Except for the general secretary of peace organisation Pugwash, no-one from the British or US anti-war movement appeared. No-one from Stop the War, the Peace Pledge Union, Peace News or individuals like peace activist Maya Evans, who has visited Afghanistan many times in recent years.

This omission is especially frustrating when you consider, as Richard Burgon MP tweeted in August, “The political establishment needs to learn the lessons of Afghanistan, Iraq and Libya. They got it disastrously wrong and the anti-war movement got it exactly right.”

All of the 13 British MPs who appeared were either members of the Conservative Party or the centre and right of the Labour Party. No members of the Socialist Campaign Group of Labour MPs, namely Jeremy Corbyn, John McDonnell and Diane Abbott, all three of whom opposed the war in Parliament in November 2001, were interviewed by Newsnight. No one from the Green Party, Liberal Democrats, Scottish National Party or Plaid Cymru.

Organisations like Veterans for Peace UK and individual ex-soldiers who served in Afghanistan and who take a principled stand against the war, such as Joe Glenton, did not appear. No-one from the lower ranks of British and US forces who served in Afghanistan got to speak — all of the current and former Western military representatives who were interviewed were mostly very senior figures in the military (General Lord Richards appeared twice, while Major General Charlie Herbert, Nato adviser to the Afghan government from 2017-18, appeared four times).

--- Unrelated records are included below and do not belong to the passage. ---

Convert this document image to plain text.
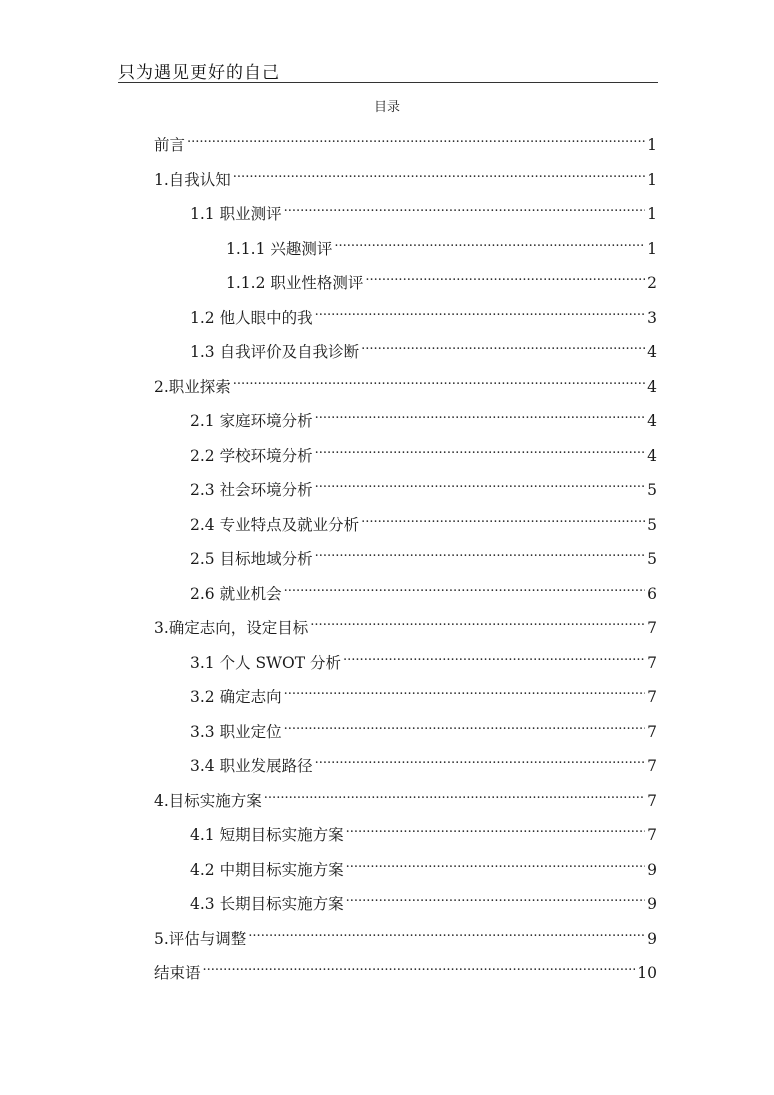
只为遇见更好的自己
目录
前言 .....	1
1.自我认知 .....	1
1.1 职业测评 .....	1
1.1.1 兴趣测评 .....	1
1.1.2 职业性格测评 .....	2
1.2 他人眼中的我 .....	3
1.3 自我评价及自我诊断 .....	4
2.职业探索 .....	4
2.1 家庭环境分析 .....	4
2.2 学校环境分析 .....	4
2.3 社会环境分析 .....	5
2.4 专业特点及就业分析 .....	5
2.5 目标地域分析 .....	5
2.6 就业机会 .....	6
3.确定志向，设定目标 .....	7
3.1 个人 SWOT 分析 .....	7
3.2 确定志向 .....	7
3.3 职业定位 .....	7
3.4 职业发展路径 .....	7
4.目标实施方案 .....	7
4.1 短期目标实施方案 .....	7
4.2 中期目标实施方案 .....	9
4.3 长期目标实施方案 .....	9
5.评估与调整 .....	9
结束语 .....	10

All of this won’t be a surprise to most Morning Star readers. As academic Tom Mills summarises in his 2016 book The BBC: Myth of a Public Service, the BBC’s “journalism has overwhelmingly reflected the ideas and interests of elite groups and marginalised alternative and oppositional perspectives.”

This pattern of news coverage holds for Iraq too. Speaking about the run-up to the 2003 Iraq War during a 2020 Al Jazeera panel discussion, former Newsnight business editor Paul Mason argued the programme “had become a government mouthpiece” and “specific voices,” including writer Tariq Ali “were not allowed.”

This broadly fits with academic research done on the BBC’s performance during the Iraq War. For example a 2003 Cardiff University study of peak time television news bulletins during the course of the Iraq war found the BBC was more reliant on government and military sources than other broadcasters.

According to a Guardian summary of the study, “The BBC was the least likely to quote official Iraqi sources and less likely than Sky, ITV or Channel 4 News to use independent (and often sceptical) sources such as the Red Cross.”

As Newsnight editor Peter Horrocks reportedly told staff in 1997, “Our job should not be to quarrel with the purpose of policy, but to question its implementation.”

This power-friendly modus operandi was perfectly illustrated in 2005 by Horrocks’s successor, Peter Barron. Challenged by media watchdog Media Lens about a Newsnight presenter assuming president Bush wanted democracy in Iraq, Barron replied “While there’s bound to be a debate about what kind of democracy the US is furthering in the Middle East, there can be no doubt that president Bush regards it as a foreign policy goal to install what he regards as democracy.”

Contrary to what Goodall self-servingly believes, the brief survey of the people interviewed by Newsnight suggests watching the programme is unlikely to provide an accurate picture of what has been going on in Afghanistan.

Indeed, for anyone interested in gaining a better understanding of Afghanistan and Western foreign policy a good idea would be to seek out the groups and individuals excluded by Newsnight and listen to what they have to say.